In his backpack he loaded old Burnheart letters, blank paper, pens, pencils, and two copies of Burnheart's book, Ways & Means.

He gathered his hair and tied it in the back.

Still, several moons were up.

He waited in the chair.

The phone rang:

"Hello? Burnheart?"

"No, jock. I think that nothing measures equal to the Moldenke innocence except the Moldenke presumption. No, this is not Burnheart."

"Bunce?"

"Yes, this is Bunce."

"I have nothing to say, Bunce. I'm under different instructions now."

"Moldenke, are you aware of the hazards in the bottoms? You won't make it. Believe me. Consider the odds. Burnheart is far from perfect."

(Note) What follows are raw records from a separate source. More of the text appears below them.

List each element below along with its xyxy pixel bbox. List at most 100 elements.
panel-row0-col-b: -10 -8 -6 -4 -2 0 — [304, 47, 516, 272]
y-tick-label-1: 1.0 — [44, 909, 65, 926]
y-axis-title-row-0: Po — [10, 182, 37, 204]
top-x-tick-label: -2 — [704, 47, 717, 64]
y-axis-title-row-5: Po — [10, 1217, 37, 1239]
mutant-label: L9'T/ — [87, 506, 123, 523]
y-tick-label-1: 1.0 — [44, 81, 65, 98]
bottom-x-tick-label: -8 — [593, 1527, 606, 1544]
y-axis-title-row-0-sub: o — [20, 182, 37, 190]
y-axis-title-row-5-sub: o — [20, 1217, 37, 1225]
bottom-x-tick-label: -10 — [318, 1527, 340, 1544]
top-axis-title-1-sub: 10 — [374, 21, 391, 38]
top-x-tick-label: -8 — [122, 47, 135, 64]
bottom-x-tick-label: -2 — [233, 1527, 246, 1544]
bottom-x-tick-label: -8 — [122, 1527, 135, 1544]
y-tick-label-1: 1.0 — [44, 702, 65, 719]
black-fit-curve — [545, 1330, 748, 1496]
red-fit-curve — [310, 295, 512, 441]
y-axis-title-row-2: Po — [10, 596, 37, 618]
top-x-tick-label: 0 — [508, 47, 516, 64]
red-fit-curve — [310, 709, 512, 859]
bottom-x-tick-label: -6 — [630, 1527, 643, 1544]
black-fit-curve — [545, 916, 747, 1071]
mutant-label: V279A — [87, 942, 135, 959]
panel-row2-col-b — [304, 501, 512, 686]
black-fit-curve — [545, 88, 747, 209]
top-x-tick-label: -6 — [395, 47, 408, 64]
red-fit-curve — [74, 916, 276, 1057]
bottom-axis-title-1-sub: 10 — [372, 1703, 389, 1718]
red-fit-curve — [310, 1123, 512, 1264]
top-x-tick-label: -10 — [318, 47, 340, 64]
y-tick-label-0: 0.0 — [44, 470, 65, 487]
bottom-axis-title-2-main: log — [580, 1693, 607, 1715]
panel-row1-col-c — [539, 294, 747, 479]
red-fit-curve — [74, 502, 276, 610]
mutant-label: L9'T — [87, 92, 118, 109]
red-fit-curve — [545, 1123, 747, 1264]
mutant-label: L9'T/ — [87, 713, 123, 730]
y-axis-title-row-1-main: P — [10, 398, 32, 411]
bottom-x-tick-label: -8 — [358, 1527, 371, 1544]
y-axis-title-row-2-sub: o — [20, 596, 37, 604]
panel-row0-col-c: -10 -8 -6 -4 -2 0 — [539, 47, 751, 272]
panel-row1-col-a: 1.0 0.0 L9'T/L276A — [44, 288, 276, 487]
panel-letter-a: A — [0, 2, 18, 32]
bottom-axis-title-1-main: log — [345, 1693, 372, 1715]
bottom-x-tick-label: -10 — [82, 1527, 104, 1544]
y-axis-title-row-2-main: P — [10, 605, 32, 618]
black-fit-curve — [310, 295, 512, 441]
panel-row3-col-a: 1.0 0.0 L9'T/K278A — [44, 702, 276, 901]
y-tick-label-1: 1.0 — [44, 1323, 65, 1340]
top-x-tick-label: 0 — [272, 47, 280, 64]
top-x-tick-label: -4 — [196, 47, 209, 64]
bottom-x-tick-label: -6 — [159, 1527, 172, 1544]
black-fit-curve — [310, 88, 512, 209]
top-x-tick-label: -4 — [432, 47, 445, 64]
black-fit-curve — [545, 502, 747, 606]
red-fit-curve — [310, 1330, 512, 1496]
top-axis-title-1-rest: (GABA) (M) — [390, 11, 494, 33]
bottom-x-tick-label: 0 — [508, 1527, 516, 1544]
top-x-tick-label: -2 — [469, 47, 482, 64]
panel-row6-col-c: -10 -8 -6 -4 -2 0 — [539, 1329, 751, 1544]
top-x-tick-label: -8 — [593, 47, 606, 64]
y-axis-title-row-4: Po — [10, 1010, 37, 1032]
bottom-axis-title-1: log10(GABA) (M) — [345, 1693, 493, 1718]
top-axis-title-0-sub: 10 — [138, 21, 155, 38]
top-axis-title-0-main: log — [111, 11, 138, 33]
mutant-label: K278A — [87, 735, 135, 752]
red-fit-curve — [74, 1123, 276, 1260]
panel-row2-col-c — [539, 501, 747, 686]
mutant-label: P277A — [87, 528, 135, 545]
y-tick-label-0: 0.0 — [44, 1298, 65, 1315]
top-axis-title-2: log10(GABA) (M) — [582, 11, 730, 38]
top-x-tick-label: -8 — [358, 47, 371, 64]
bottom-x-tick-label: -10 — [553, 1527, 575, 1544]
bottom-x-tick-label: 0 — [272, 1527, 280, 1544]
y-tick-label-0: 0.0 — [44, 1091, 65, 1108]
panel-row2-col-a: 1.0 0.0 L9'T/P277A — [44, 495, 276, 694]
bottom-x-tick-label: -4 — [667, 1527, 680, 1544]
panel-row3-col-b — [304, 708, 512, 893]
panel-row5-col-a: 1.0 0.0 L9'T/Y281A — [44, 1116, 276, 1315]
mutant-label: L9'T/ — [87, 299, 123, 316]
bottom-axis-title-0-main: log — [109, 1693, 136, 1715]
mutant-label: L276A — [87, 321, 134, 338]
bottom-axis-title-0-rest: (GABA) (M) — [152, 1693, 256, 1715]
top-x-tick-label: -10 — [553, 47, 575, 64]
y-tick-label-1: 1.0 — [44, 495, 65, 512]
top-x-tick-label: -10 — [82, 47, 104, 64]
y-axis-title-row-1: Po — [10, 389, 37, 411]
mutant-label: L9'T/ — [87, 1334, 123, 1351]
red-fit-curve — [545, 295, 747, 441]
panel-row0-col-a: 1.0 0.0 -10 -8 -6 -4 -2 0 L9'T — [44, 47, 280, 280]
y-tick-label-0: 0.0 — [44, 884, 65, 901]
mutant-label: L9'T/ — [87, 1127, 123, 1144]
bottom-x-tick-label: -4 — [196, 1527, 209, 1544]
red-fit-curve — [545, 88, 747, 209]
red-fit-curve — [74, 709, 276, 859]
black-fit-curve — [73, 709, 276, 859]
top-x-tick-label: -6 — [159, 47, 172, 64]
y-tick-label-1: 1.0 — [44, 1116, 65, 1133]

"I'm ignoring you, Bunce. You're wasting time."

"I've been ignored before. I can live with it."

"I'm going to hang up. I have nothing to say."

"Fine, we're even again. I have nothing to hear. But let me say a few things before you set the speaker down. Will you grant me thirty seconds? Moldenke, I can build a wall around you with the details of your life. I know all your secrets. One of your nose hairs is deviant, isn't it? It grows away from the others, doesn't it, toward the brain? There, that explains your snorts. Can you see what I'm getting at, jock? I not only know that you snort, but why. That's the important fact, why. I know you totally. I don't want much from you, Dink. All is what I want, the whole Moldenke. Take off that trenchcoat and get back in the chair. Quit fiddling."